Daha doğru bir günde, daha rahat bir şekilde kendini gösterebilirdi.

Gelelim 2. soruma...

Beren Gökyıldız 'ın canlandırdığı Öykü karakterine öyle bir senaryo yazılmış ki, çocuk çocukluktan çıkmış, sevimsiz bir hale gelmiş.

Hacıosman Yenikapı metro hattında dolaşmasından, taksilere yalnız başına binmesinden ya da iki yaka arasında gezinmesinden falan bahsetmiyorum.

Zira oraları geçiyorum, hatta görmemezliğe geliyorum.

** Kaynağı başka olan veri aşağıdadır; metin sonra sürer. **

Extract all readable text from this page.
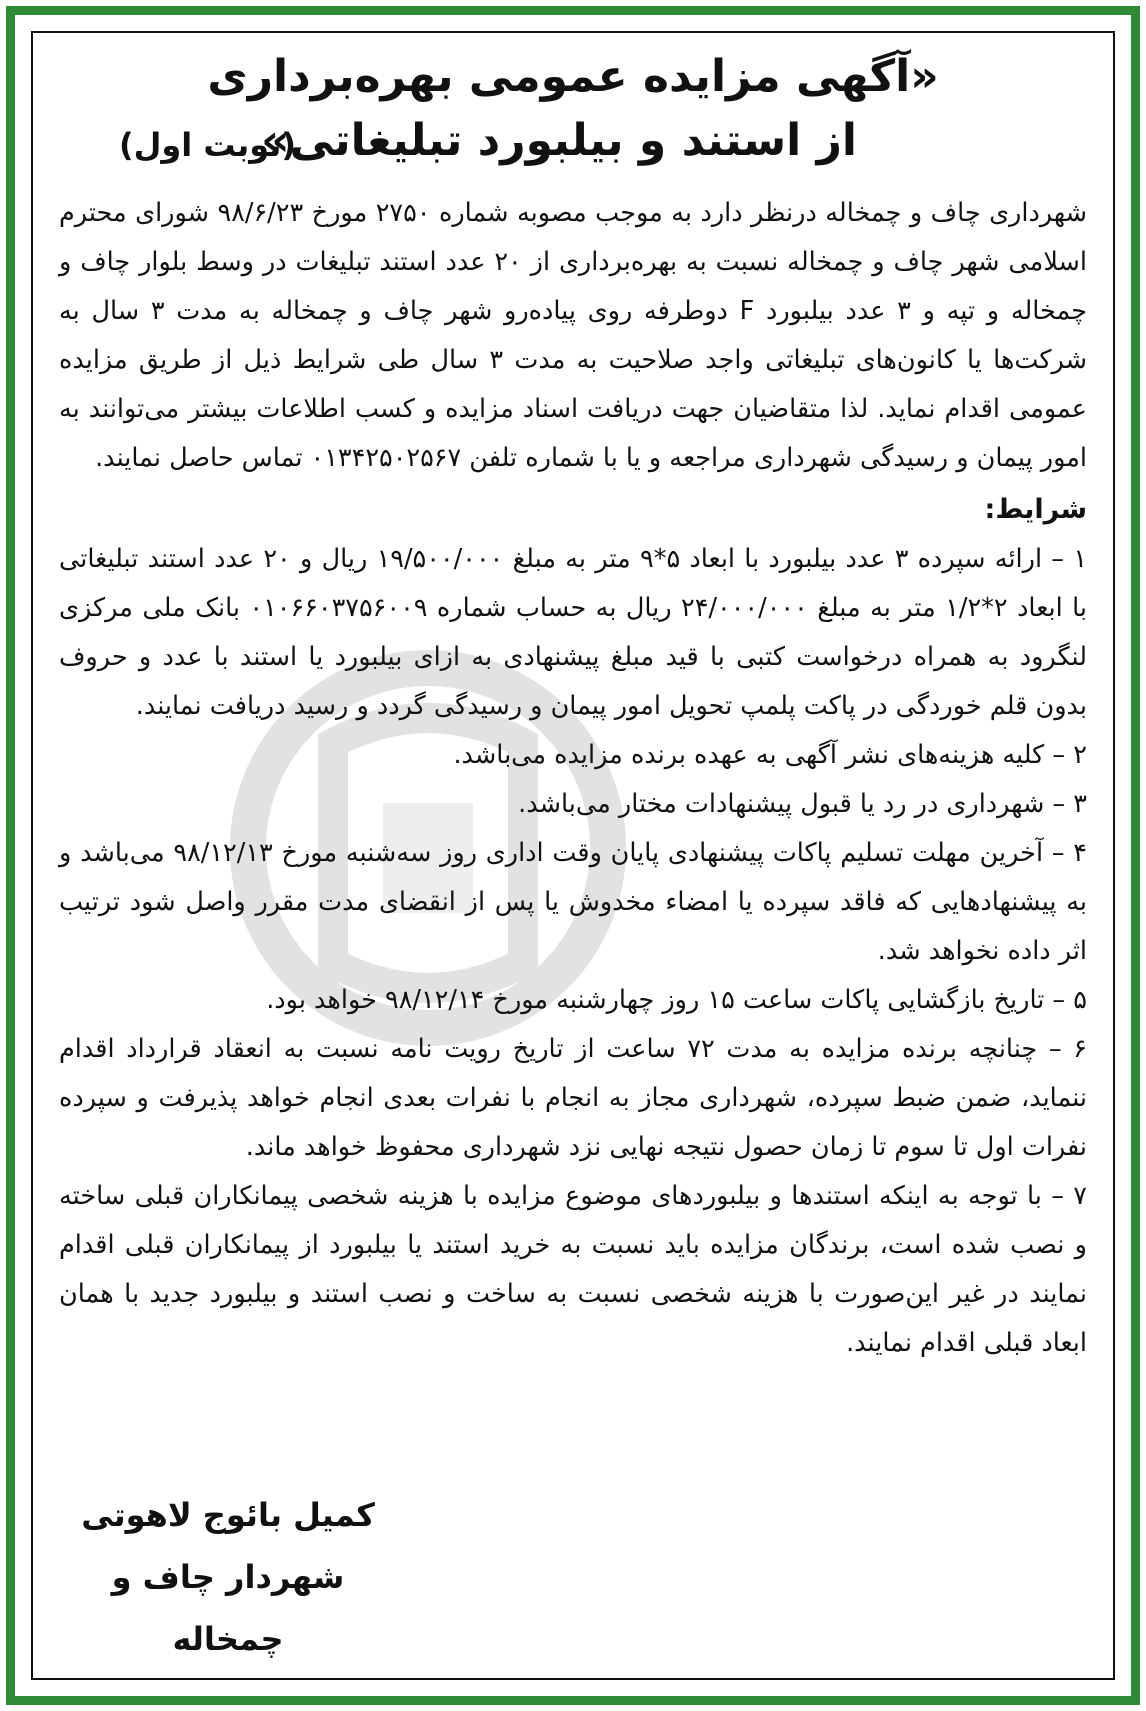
«آگهی مزایده عمومی بهره‌برداری
از استند و بیلبورد تبلیغاتی»
(نوبت اول)

شهرداری چاف و چمخاله درنظر دارد به موجب مصوبه شماره ۲۷۵۰ مورخ ۹۸/۶/۲۳ شورای محترم اسلامی شهر چاف و چمخاله نسبت به بهره‌برداری از ۲۰ عدد استند تبلیغات در وسط بلوار چاف و چمخاله و تپه و ۳ عدد بیلبورد F دوطرفه روی پیاده‌رو شهر چاف و چمخاله به مدت ۳ سال به شرکت‌ها یا کانون‌های تبلیغاتی واجد صلاحیت به مدت ۳ سال طی شرایط ذیل از طریق مزایده عمومی اقدام نماید. لذا متقاضیان جهت دریافت اسناد مزایده و کسب اطلاعات بیشتر می‌توانند به امور پیمان و رسیدگی شهرداری مراجعه و یا با شماره تلفن ۰۱۳۴۲۵۰۲۵۶۷ تماس حاصل نمایند.

شرایط:

۱ – ارائه سپرده ۳ عدد بیلبورد با ابعاد ۵*۹ متر به مبلغ ۱۹/۵۰۰/۰۰۰ ریال و ۲۰ عدد استند تبلیغاتی با ابعاد ۲*۱/۲ متر به مبلغ ۲۴/۰۰۰/۰۰۰ ریال به حساب شماره ۰۱۰۶۶۰۳۷۵۶۰۰۹ بانک ملی مرکزی لنگرود به همراه درخواست کتبی با قید مبلغ پیشنهادی به ازای بیلبورد یا استند با عدد و حروف بدون قلم خوردگی در پاکت پلمپ تحویل امور پیمان و رسیدگی گردد و رسید دریافت نمایند.

۲ – کلیه هزینه‌های نشر آگهی به عهده برنده مزایده می‌باشد.

۳ – شهرداری در رد یا قبول پیشنهادات مختار می‌باشد.

۴ – آخرین مهلت تسلیم پاکات پیشنهادی پایان وقت اداری روز سه‌شنبه مورخ ۹۸/۱۲/۱۳ می‌باشد و به پیشنهادهایی که فاقد سپرده یا امضاء مخدوش یا پس از انقضای مدت مقرر واصل شود ترتیب اثر داده نخواهد شد.

۵ – تاریخ بازگشایی پاکات ساعت ۱۵ روز چهارشنبه مورخ ۹۸/۱۲/۱۴ خواهد بود.

۶ – چنانچه برنده مزایده به مدت ۷۲ ساعت از تاریخ رویت نامه نسبت به انعقاد قرارداد اقدام ننماید، ضمن ضبط سپرده، شهرداری مجاز به انجام با نفرات بعدی انجام خواهد پذیرفت و سپرده نفرات اول تا سوم تا زمان حصول نتیجه نهایی نزد شهرداری محفوظ خواهد ماند.

۷ – با توجه به اینکه استندها و بیلبوردهای موضوع مزایده با هزینه شخصی پیمانکاران قبلی ساخته و نصب شده است، برندگان مزایده باید نسبت به خرید استند یا بیلبورد از پیمانکاران قبلی اقدام نمایند در غیر این‌صورت با هزینه شخصی نسبت به ساخت و نصب استند و بیلبورد جدید با همان ابعاد قبلی اقدام نمایند.

کمیل بائوج لاهوتی
شهردار چاف و چمخاله
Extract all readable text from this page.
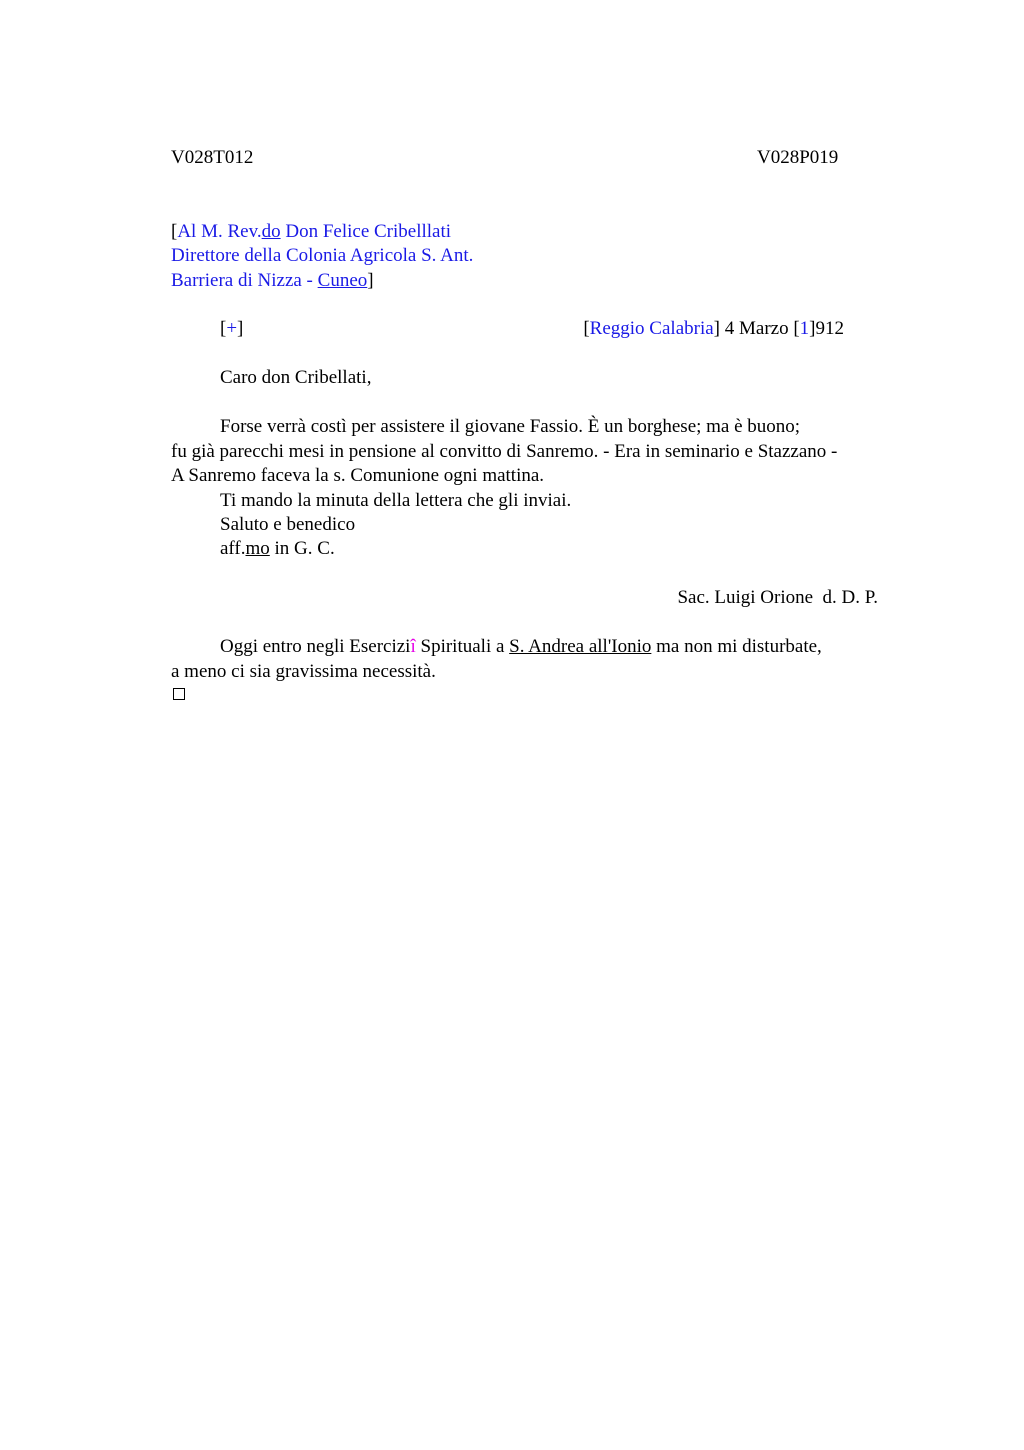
V028T012	V028P019
[Al M. Rev.do Don Felice Cribelllati
Direttore della Colonia Agricola S. Ant.
Barriera di Nizza - Cuneo]
[+]	[Reggio Calabria] 4 Marzo [1]912
Caro don Cribellati,
Forse verrà costì per assistere il giovane Fassio. È un borghese; ma è buono;
fu già parecchi mesi in pensione al convitto di Sanremo. - Era in seminario e Stazzano -
A Sanremo faceva la s. Comunione ogni mattina.
Ti mando la minuta della lettera che gli inviai.
Saluto e benedico
aff.mo in G. C.
Sac. Luigi Orione  d. D. P.
Oggi entro negli Eserciziî Spirituali a S. Andrea all'Ionio ma non mi disturbate,
a meno ci sia gravissima necessità.
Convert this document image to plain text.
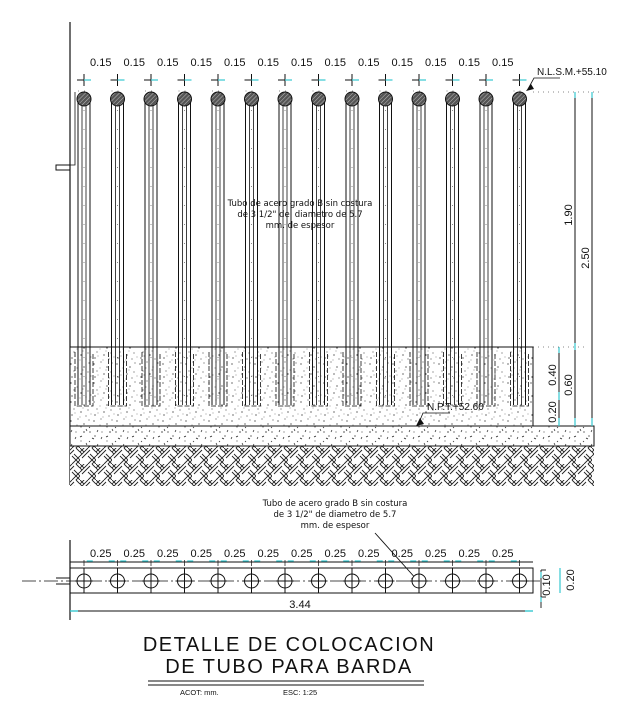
0.15 0.15 0.15 0.15 0.15 0.15 0.15 0.15 0.15 0.15 0.15 0.15 0.15
Tubo de acero grado B sin costura
de 3 1/2" del diametro de 5.7
mm. de espesor
N.L.S.M.+55.10
N.P.T.+52.60
1.90
2.50
0.40 0.60
0.20
Tubo de acero grado B sin costura
de 3 1/2" de diametro de 5.7
mm. de espesor
0.25 0.25 0.25 0.25 0.25 0.25 0.25 0.25 0.25 0.25 0.25 0.25 0.25
3.44
0.10 0.20
DETALLE DE COLOCACION
DE TUBO PARA BARDA
ACOT: mm.	ESC: 1:25
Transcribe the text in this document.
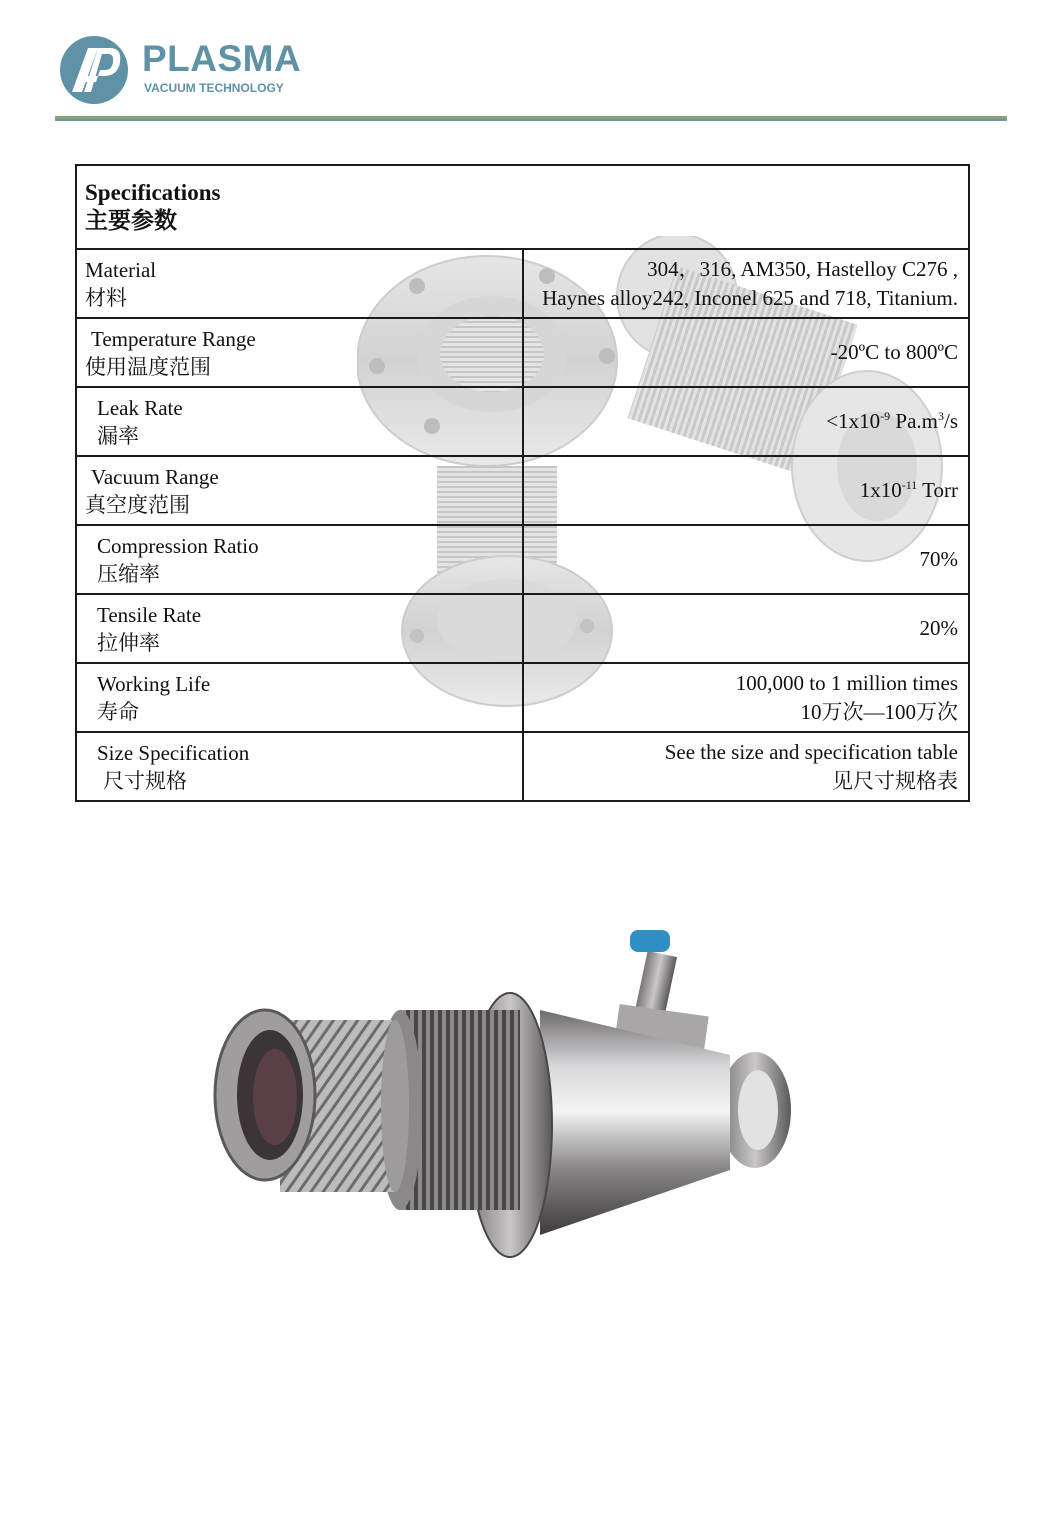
PLASMA
VACUUM TECHNOLOGY
Specifications
主要参数	

Material
材料	304，316, AM350, Hastelloy C276 ,
Haynes alloy242, Inconel 625 and 718, Titanium.

Temperature Range
使用温度范围	-20ºC to 800ºC

Leak Rate
漏率	$<1x10^{-9}$ $Pa.m^3/s$

Vacuum Range
真空度范围	$1x10^{-11}$ Torr

Compression Ratio
压缩率	70%

Tensile Rate
拉伸率	20%

Working Life
寿命	100,000 to 1 million times
10万次—100万次

Size Specification
尺寸规格	See the size and specification table
见尺寸规格表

Ama Öykü'ye yazılan tüm diyaloglar ve tavırlar, anlayamadığım bir nedenle sanki koca bir kadın hayal edilerek yazılmış gibi...

Hani büyümüş de küçülmüş diye bir tabir vardır ya, bazı çocuklar arada şahane çıkarımlar yapar ama sonuçta çocuk olduğu hissedilir.

Burada öyle bir durum yok.

Oraya 30 yaşında hiç tanımadığı babasını bulan kadını da koysanız aynı lafları eder, aynı tavırları sergiler.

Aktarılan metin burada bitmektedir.